I developed a benign form of chronic lung disease when I turned 50. Although it subjected me to severe coughing fits for a number of months, it did gradually resolve/dissipate, so that it is no longer an issue. But then, at the end of that decade, I had my bout with cancer. I was 59, and I was still working out daily at pretty intense aerobic levels (sustaining my heart rate at around 150 and peaking at 170 just about every day).
The tumor was in my neck, where it had probably migrated from my throat. I had surgery to remove it and then had six weeks of hellish radiation therapy to make sure it didn’t come back. It hasn’t, and for the last three-and-a-half years, I’ve been considered cured (if you can ever be cured of cancer). The radiation has caused secondary side effects, some of which have been unpleasant, but for the most part, I am “as good as new” as a post-cancer survivor.
Except, of course, that I’m not, because in the intervening years, I have gotten firmly into senior citizen status, with discounts available to me at all the local movie theaters. Other things have also kept me in touch with the aging I have experienced. In the last three years, for example, I’ve lost most of my hair. No biggie, you might be saying, but it takes some getting used to, even if no one else cares. I’ve also developed many more of the “aches and pains” that are the body’s way of saying, “you can’t do that anymore.”
Thus, a round of golf now requires a day of recovery to keep my back from barking at me and my knees (which still remain uncut) from wanting to buckle as I climb a flight of stairs. And an occasional bout of insomnia (a chronic condition I’ve suffered with for most of my adult life) will leave me struggling to stay awake midway through the next day.

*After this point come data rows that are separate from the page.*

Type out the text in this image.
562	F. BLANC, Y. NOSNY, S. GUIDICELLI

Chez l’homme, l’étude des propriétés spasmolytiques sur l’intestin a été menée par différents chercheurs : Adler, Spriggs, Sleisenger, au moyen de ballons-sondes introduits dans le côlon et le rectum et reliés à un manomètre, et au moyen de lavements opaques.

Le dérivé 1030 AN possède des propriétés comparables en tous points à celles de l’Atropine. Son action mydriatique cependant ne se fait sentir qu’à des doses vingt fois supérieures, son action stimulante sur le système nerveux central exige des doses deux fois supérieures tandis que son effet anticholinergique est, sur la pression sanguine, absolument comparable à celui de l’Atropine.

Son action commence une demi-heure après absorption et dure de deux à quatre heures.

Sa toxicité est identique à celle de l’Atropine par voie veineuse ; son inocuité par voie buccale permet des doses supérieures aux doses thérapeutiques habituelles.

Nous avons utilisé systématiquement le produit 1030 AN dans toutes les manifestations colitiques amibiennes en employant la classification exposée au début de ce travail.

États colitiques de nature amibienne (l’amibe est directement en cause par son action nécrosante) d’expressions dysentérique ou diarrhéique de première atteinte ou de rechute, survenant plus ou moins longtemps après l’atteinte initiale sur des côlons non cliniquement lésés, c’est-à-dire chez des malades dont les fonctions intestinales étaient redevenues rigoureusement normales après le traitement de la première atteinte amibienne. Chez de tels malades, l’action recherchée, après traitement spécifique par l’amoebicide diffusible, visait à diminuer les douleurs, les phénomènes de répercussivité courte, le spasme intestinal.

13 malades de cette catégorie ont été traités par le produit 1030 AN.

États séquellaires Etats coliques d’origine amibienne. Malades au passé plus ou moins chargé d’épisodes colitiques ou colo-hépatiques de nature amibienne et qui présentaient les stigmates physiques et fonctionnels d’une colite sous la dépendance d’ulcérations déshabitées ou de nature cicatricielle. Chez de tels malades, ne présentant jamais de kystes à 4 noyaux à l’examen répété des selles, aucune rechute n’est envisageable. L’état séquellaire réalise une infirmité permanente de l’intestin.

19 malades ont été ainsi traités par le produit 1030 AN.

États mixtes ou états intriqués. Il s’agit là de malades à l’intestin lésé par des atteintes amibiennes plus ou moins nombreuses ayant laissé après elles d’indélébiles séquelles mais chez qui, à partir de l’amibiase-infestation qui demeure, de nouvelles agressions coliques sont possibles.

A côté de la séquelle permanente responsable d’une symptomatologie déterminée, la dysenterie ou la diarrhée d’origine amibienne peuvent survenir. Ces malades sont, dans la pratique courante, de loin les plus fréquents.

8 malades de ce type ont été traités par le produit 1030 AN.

I also have more trouble remembering the names of actors, perhaps the first sign of what in future years, I assume, will mark the degradation of my mental capacities. My mother, about to turn 93, suffers fairly severe short-term memory loss, although she is still vivid in her recollection of events from my childhood (and hers!). I suppose worse things can befall one in one’s dotage than having to be reminded repeatedly what the plans for dinner are. My mother is still a voracious reader. On a visit last month I found her to be reading no fewer than seven books, and she was conversant on all of them.
And so, it’s all relative, this aging thing. I’m certainly less capable physically in all areas than I was ten, twenty or thirty years ago. I’ll undoubtedly become even less capable as I age into whatever time is left for me. And I’m also on the downslope of my intellectual powers, although I still feel comfortable in that area, thankfully.
In the end, we all get old and wither, unless death comes for us at an earlier age. I remember my grandmother, who was vital into her 80s, telling me mournfully that she had lived too long, when her mind and body both started to fail her badly. It’s a fate that awaits me, too, I suppose, if I have that kind of longevity.
But in the meantime, life is still good, very good, in fact. And old age, while nothing to be overjoyed about, isn’t as bad as you might suspect. And, as they say, it sure beats the alternative.